Laure Calamy révèle ses complexes : taille et lucidité sur sa carrière d'actrice
48 ans, un César, une filmographie qui donne envie de tout plaquer pour aller voir des films en semaine. Laure Calamy fait partie de ces actrices qu'on regarde différemment selon qu'on la croise sur scène ou sur un plateau de cinéma. Et pourtant, ce qui me frappe le plus chez elle, c'est sa façon de parler d'elle-même sans se ménager.
Son corps, ses complexes : une paix chèrement gagnée
Le milieu du cinéma scrute les corps avec une constance que je trouve franchement épuisante. Laure Calamy ne s'est pas construite en dehors de ce regard-là. Elle a grandi avec. Lors d'un festival où j'ai eu la chance de l'interviewer, elle a lâché, avec ce calme désarmant qu'on ne feint pas : « J'ai longtemps été complexée par ma taille et certaines particularités physiques. » Pas de grand discours, pas d'effet de style. Juste l'honnêteté brute.

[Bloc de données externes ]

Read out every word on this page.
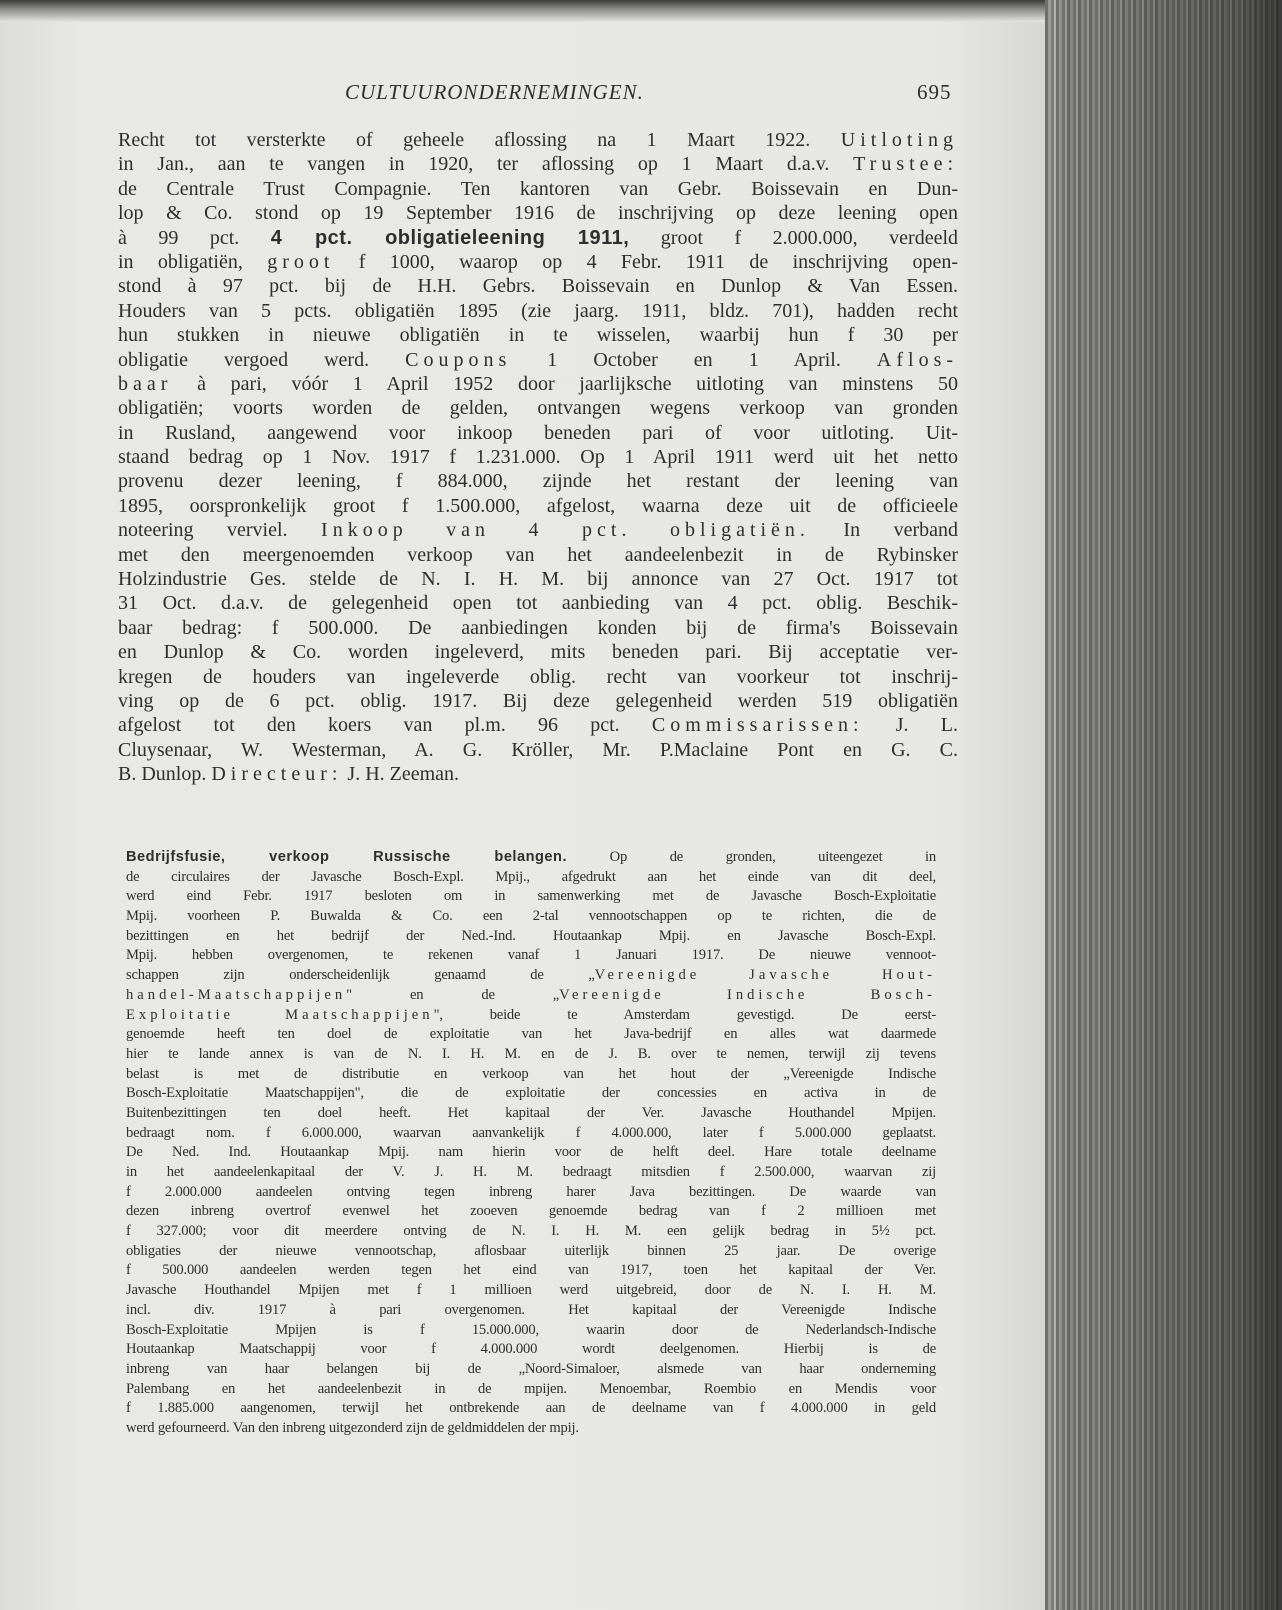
CULTUURONDERNEMINGEN.	695
Recht tot versterkte of geheele aflossing na 1 Maart 1922. Uitloting
in Jan., aan te vangen in 1920, ter aflossing op 1 Maart d.a.v. Trustee:
de Centrale Trust Compagnie. Ten kantoren van Gebr. Boissevain en Dun-
lop & Co. stond op 19 September 1916 de inschrijving op deze leening open
à 99 pct. 4 pct. obligatieleening 1911, groot f 2.000.000, verdeeld
in obligatiën, groot f 1000, waarop op 4 Febr. 1911 de inschrijving open-
stond à 97 pct. bij de H.H. Gebrs. Boissevain en Dunlop & Van Essen.
Houders van 5 pcts. obligatiën 1895 (zie jaarg. 1911, bldz. 701), hadden recht
hun stukken in nieuwe obligatiën in te wisselen, waarbij hun f 30 per
obligatie vergoed werd. Coupons 1 October en 1 April. Aflos-
baar à pari, vóór 1 April 1952 door jaarlijksche uitloting van minstens 50
obligatiën; voorts worden de gelden, ontvangen wegens verkoop van gronden
in Rusland, aangewend voor inkoop beneden pari of voor uitloting. Uit-
staand bedrag op 1 Nov. 1917 f 1.231.000. Op 1 April 1911 werd uit het netto
provenu dezer leening, f 884.000, zijnde het restant der leening van
1895, oorspronkelijk groot f 1.500.000, afgelost, waarna deze uit de officieele
noteering verviel. Inkoop van 4 pct. obligatiën. In verband
met den meergenoemden verkoop van het aandeelenbezit in de Rybinsker
Holzindustrie Ges. stelde de N. I. H. M. bij annonce van 27 Oct. 1917 tot
31 Oct. d.a.v. de gelegenheid open tot aanbieding van 4 pct. oblig. Beschik-
baar bedrag: f 500.000. De aanbiedingen konden bij de firma's Boissevain
en Dunlop & Co. worden ingeleverd, mits beneden pari. Bij acceptatie ver-
kregen de houders van ingeleverde oblig. recht van voorkeur tot inschrij-
ving op de 6 pct. oblig. 1917. Bij deze gelegenheid werden 519 obligatiën
afgelost tot den koers van pl.m. 96 pct. Commissarissen: J. L.
Cluysenaar, W. Westerman, A. G. Kröller, Mr. P.Maclaine Pont en G. C.
B. Dunlop. Directeur: J. H. Zeeman.
Bedrijfsfusie, verkoop Russische belangen. Op de gronden, uiteengezet in
de circulaires der Javasche Bosch-Expl. Mpij., afgedrukt aan het einde van dit deel,
werd eind Febr. 1917 besloten om in samenwerking met de Javasche Bosch-Exploitatie
Mpij. voorheen P. Buwalda & Co. een 2-tal vennootschappen op te richten, die de
bezittingen en het bedrijf der Ned.-Ind. Houtaankap Mpij. en Javasche Bosch-Expl.
Mpij. hebben overgenomen, te rekenen vanaf 1 Januari 1917. De nieuwe vennoot-
schappen zijn onderscheidenlijk genaamd de „Vereenigde Javasche Hout-
handel-Maatschappijen" en de „Vereenigde Indische Bosch-
Exploitatie Maatschappijen", beide te Amsterdam gevestigd. De eerst-
genoemde heeft ten doel de exploitatie van het Java-bedrijf en alles wat daarmede
hier te lande annex is van de N. I. H. M. en de J. B. over te nemen, terwijl zij tevens
belast is met de distributie en verkoop van het hout der „Vereenigde Indische
Bosch-Exploitatie Maatschappijen", die de exploitatie der concessies en activa in de
Buitenbezittingen ten doel heeft. Het kapitaal der Ver. Javasche Houthandel Mpijen.
bedraagt nom. f 6.000.000, waarvan aanvankelijk f 4.000.000, later f 5.000.000 geplaatst.
De Ned. Ind. Houtaankap Mpij. nam hierin voor de helft deel. Hare totale deelname
in het aandeelenkapitaal der V. J. H. M. bedraagt mitsdien f 2.500.000, waarvan zij
f 2.000.000 aandeelen ontving tegen inbreng harer Java bezittingen. De waarde van
dezen inbreng overtrof evenwel het zooeven genoemde bedrag van f 2 millioen met
f 327.000; voor dit meerdere ontving de N. I. H. M. een gelijk bedrag in 5½ pct.
obligaties der nieuwe vennootschap, aflosbaar uiterlijk binnen 25 jaar. De overige
f 500.000 aandeelen werden tegen het eind van 1917, toen het kapitaal der Ver.
Javasche Houthandel Mpijen met f 1 millioen werd uitgebreid, door de N. I. H. M.
incl. div. 1917 à pari overgenomen. Het kapitaal der Vereenigde Indische
Bosch-Exploitatie Mpijen is f 15.000.000, waarin door de Nederlandsch-Indische
Houtaankap Maatschappij voor f 4.000.000 wordt deelgenomen. Hierbij is de
inbreng van haar belangen bij de „Noord-Simaloer, alsmede van haar onderneming
Palembang en het aandeelenbezit in de mpijen. Menoembar, Roembio en Mendis voor
f 1.885.000 aangenomen, terwijl het ontbrekende aan de deelname van f 4.000.000 in geld
werd gefourneerd. Van den inbreng uitgezonderd zijn de geldmiddelen der mpij.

Ce qui la distingue d'une posture de façade, c'est qu'elle traduit cette vulnérabilité dans son jeu. Pour certains rôles au théâtre, notamment aux côtés de Vincent Macaigne, elle pousse ses limites jusqu'à perdre 5 kg. Elle porte aussi une pyrophobie tenace, cette peur panique du feu qui remonte à l'enfance, et elle n'en fait pas un sujet tabou. Ses particularités physiques, elle les a progressivement transformées en matière première artistique, un peu comme Ariana Grande a fait de sa petite stature un trait distinctif plutôt qu'une limite.
Vivre autrement : une indépendance qui ne se négocie pas
Sa vie en dehors des plateaux donne de l'air. Laure Calamy partage son quotidien dans les Cévennes avec un compagnon guide de montagne d'origine colombienne, dans une maison sans eau courante ni électricité. Je ne romantise pas la chose, mais il y a quelque chose de cohérent là-dedans : une femme qui défend des valeurs d'égalité et de liberté, et qui les incarne jusque dans son mode de vie.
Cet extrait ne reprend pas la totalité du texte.